Since early May, we’ve been clamoring about bringing up the young players from triple-A or, in Scott Kingery’s case, double-A. The Phillies finally called up Nick Williams, after a year and a half in triple-A, and Rhys Hoskins and Kingery are excelling in Lehigh Valley.
With Hoskins leading the way, the IronPigs boast a 55-34 record in the International League, just a half-game behind the Yankees’ affiliate Scranton/Wilkes-Barre. But the resume that record gets bestowed upon is that of first-year manager Dusty Wathan.

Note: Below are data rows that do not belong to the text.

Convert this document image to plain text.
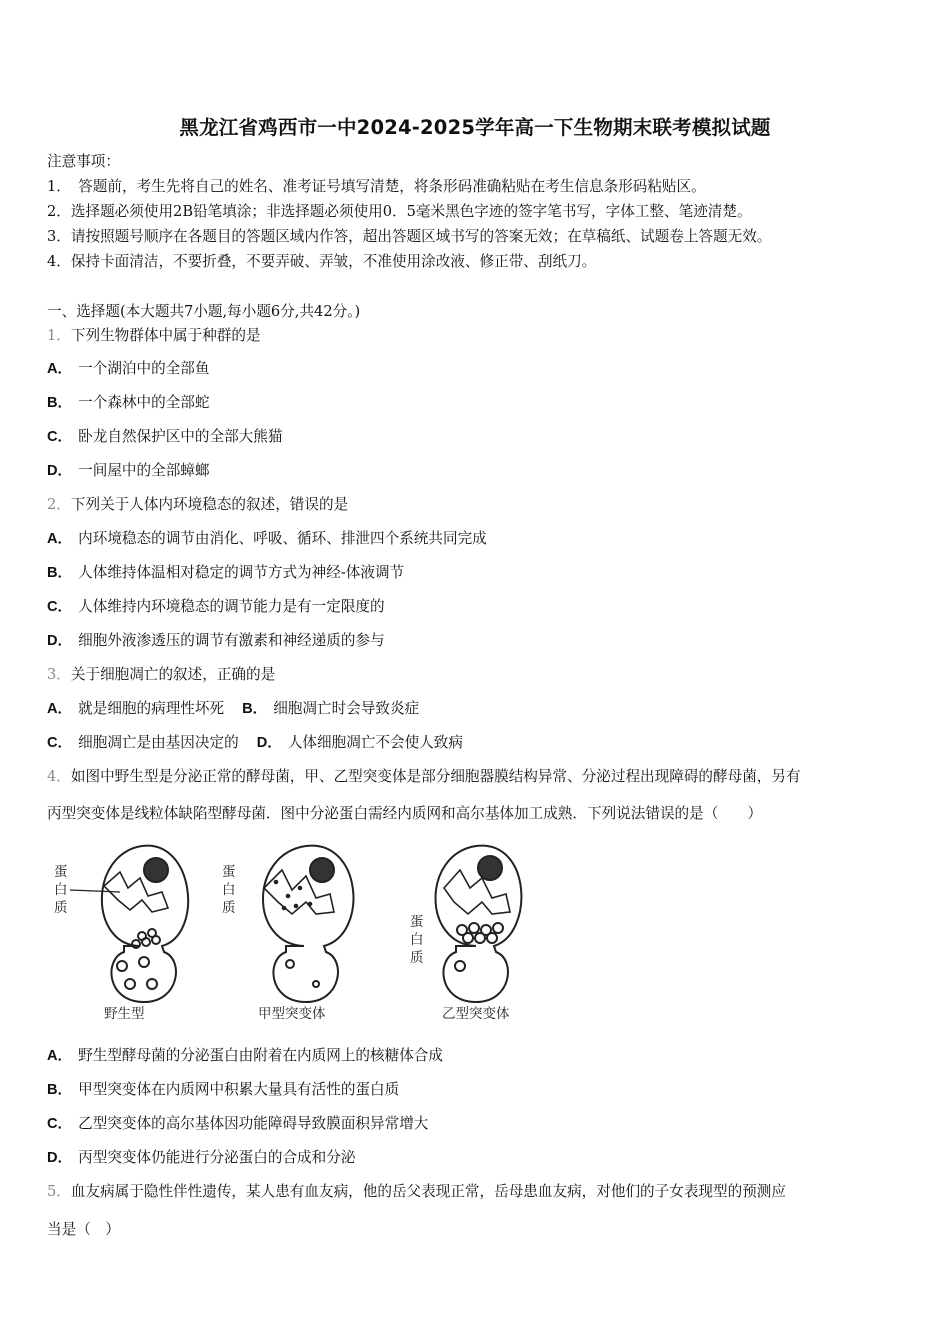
黑龙江省鸡西市一中2024-2025学年高一下生物期末联考模拟试题
注意事项：
1．　答题前，考生先将自己的姓名、准考证号填写清楚，将条形码准确粘贴在考生信息条形码粘贴区。
2．选择题必须使用2B铅笔填涂；非选择题必须使用0．5毫米黑色字迹的签字笔书写，字体工整、笔迹清楚。
3．请按照题号顺序在各题目的答题区域内作答，超出答题区域书写的答案无效；在草稿纸、试题卷上答题无效。
4．保持卡面清洁，不要折叠，不要弄破、弄皱，不准使用涂改液、修正带、刮纸刀。
一、选择题(本大题共7小题,每小题6分,共42分。)
1．下列生物群体中属于种群的是
A． 一个湖泊中的全部鱼
B． 一个森林中的全部蛇
C． 卧龙自然保护区中的全部大熊猫
D． 一间屋中的全部蟑螂
2．下列关于人体内环境稳态的叙述，错误的是
A． 内环境稳态的调节由消化、呼吸、循环、排泄四个系统共同完成
B． 人体维持体温相对稳定的调节方式为神经-体液调节
C． 人体维持内环境稳态的调节能力是有一定限度的
D． 细胞外液渗透压的调节有激素和神经递质的参与
3．关于细胞凋亡的叙述，正确的是
A． 就是细胞的病理性坏死 B． 细胞凋亡时会导致炎症
C． 细胞凋亡是由基因决定的 D． 人体细胞凋亡不会使人致病
4．如图中野生型是分泌正常的酵母菌，甲、乙型突变体是部分细胞器膜结构异常、分泌过程出现障碍的酵母菌，另有
丙型突变体是线粒体缺陷型酵母菌．图中分泌蛋白需经内质网和高尔基体加工成熟．下列说法错误的是（　　）
蛋
白
质
蛋
白
质
蛋
白
质
野生型	甲型突变体	乙型突变体
A． 野生型酵母菌的分泌蛋白由附着在内质网上的核糖体合成
B． 甲型突变体在内质网中积累大量具有活性的蛋白质
C． 乙型突变体的高尔基体因功能障碍导致膜面积异常增大
D． 丙型突变体仍能进行分泌蛋白的合成和分泌
5．血友病属于隐性伴性遗传，某人患有血友病，他的岳父表现正常，岳母患血友病，对他们的子女表现型的预测应
当是（　）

Wathan took over for Dave Brundage, who was ousted as manager after four years with the team. Brundage led the Pigs to a 84-59 record last season that included a playoff berth, the team’s first since 2011. “We just felt it was time to make a change,” was general manager Matt Klentak’s response when asked about the decision. That’s seemingly high praise for Wathan, who was thrust into leading a playoff team that oozed talent.
Before Wathan started his managerial career, he played for the Kansas City Royals back in 2002 for three games. He spent time in four different organizations, including the Phillies in 2006. He played triple-A ball for eight seasons. Wathan went into coaching in 2008, starting in Williamsport. His path has been no different than his players, managing at every level in the minors, including a five-year stint in Reading, where he’s the all-time winningest manager. His last two seasons in Reading he was 169-113, which led to two playoff appearances. He’s been to the playoffs four times in nine seasons as manager, and is about to make that five trips.
Much like Ryne Sandberg in 2012 and 2013, Wathan is starting to gain some recognition for his success. He’s just 43 years old with experience and connections. The Phillies added Sandberg to the coaching staff (third base coach and infield instructor) in 2013, with one-year remaining on Charlie Manuel’s contract. Though the Phillies didn’t admit it, many speculated that the move was to have Manuel’s heir apparent right behind him, ready to step in place.
Barring an epic collapse, he’ll be making his third-straight playoff appearance with the Phils’ future. Could it be that Wathan is, too, the future of the Phillies? Time will tell, but it’s clear that Wathan can win. Just like many of Wathan’s players, it’s a matter of when, not if he’ll be a big league manager.